21. Yesterday – The Beatles
You may know this song from in its original Paul McCartney version back in 1965. Or Frank Sinatra’s cover in ’69. Maybe you’re more familiar with the 1994 acapella by Boyz II Men. Either way, the plaintive melody, and note-based harmony are good for two-handed playing practice.
22. All My Life – K-Ci & JoJo
You can’t hear the beginning of this song and not want to learn it. It’s so light and soulful! Don’t be intimidated – it’s a similar sequence and pattern of notes that shift up and down the keyboard, so muscle memory will help a lot hear. That and hearing people get excited as they recognize the riff you’re rehearsing. Keep at it, it’s worth it. As always start slow.
23. Comptine d’un autre été – Yann Tiersen
Try this piece, if only to say you have a French piece in your arsenal. The song is from the soundtrack of Amélie, a 2001 rom-com. Your left-hand plays the same baseline throughout while your right hand dabbles in a flighty melody. The piece is great training for ‘light-touch fingering’.
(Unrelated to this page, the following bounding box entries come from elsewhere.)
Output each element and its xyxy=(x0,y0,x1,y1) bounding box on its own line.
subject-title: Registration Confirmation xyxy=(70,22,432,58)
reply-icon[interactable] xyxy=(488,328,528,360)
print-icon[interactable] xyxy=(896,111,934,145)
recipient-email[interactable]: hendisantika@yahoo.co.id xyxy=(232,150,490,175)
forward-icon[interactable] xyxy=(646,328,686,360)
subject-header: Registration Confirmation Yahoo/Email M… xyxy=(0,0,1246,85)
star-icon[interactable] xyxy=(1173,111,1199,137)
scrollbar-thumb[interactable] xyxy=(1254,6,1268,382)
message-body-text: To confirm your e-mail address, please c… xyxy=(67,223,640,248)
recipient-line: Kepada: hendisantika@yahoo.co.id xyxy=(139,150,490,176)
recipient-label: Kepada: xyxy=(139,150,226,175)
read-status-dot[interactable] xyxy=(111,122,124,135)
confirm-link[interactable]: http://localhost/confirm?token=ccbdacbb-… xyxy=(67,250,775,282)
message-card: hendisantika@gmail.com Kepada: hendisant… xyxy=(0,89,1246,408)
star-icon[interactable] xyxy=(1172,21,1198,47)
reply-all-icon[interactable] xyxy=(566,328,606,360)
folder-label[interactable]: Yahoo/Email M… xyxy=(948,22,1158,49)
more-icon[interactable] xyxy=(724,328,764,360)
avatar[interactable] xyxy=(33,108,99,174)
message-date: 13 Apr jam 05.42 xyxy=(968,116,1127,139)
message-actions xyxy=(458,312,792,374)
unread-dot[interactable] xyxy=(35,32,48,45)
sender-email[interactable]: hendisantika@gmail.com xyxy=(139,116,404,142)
24. Unchained Melody – Righteous Brothers
You may have noticed arpeggios and other forms of split chords are popular on this list. It’s because they help you cover the fundamentals of piano – keys, chords, notes, scales, rhythm, fingering, and pacing. They’re also easier to play and they limber up your fingers for tougher pieces. This swinging sixties ballad will give you quite a workout, but it sounds so soothing!
25. River Flows in You – Yiruma
This song appears in the soundtrack of Twilight, which is enough to motivate many learners. But in case you need an extra kick to stay with it, do it for the kittens. This song sounds both simple and artistic. The ornamental bit at the end is great practice for musical embellishment.
26. The Addams Family
Kids born in the mid-60s and early 90s knew memorized this theme sing right down to the finger snap. So with the 2019 remake, it could be an interesting piece to … add … to your portfolio. Plus it will teach you how to deal with rests and pauses in piano pieces …
27. Can’t Help Falling in Love
First sung by Elvis Presley, this song has been covered endless times by artists as diverse as UB-40 and Twenty-One Pilots. It has a sweet, poignant melody. Every tutorial has a different version, from chords to two-note harmonies. This simplified one is ideal for first-time pianists.
28. What a Wonderful World – Louis Armstrong
However young you are, you can probably recognize the gruff voice that sings this phrase in random places. Even without context, or without knowing his name. So it’s a good song to learn since it cuts across audiences, from that foreign exchange student to your grandparents.
29. Toccata and Fugue – Bach
Think of a stereotypical old-school piano scene. The type with lightning flashing and ominous organ music. This piece is probably what’s playing in your mind, so why not learn to play it with your fingers? The song is in D Minor and if you’re playing on a digital keyboard, you can even switch to the organ voice/timbre to make your playing feel more authentic and pleasurable.
30. Dance Monkey – Tones & I
Let’s jump back into the recent past with this pop piece from 2019. It will feel familiar to young learners with a certain taste in music. And if you need further motivation, check out the quirky official video then come back and learn the simplified piano arrangement. Have fun with it!
31.Thinking Out Loud – Ed Sheeran
When this song came out, it was lauded as the most romantic ballad ever written … until its composer went one better and topped it with Perfect. But it got played at so many weddings that it became cliché. Still, it’s a good piece to learn just in case – you never know. And if you have a friend that plays guitar, you can even make it a duet, since Ed generally performs it on strings.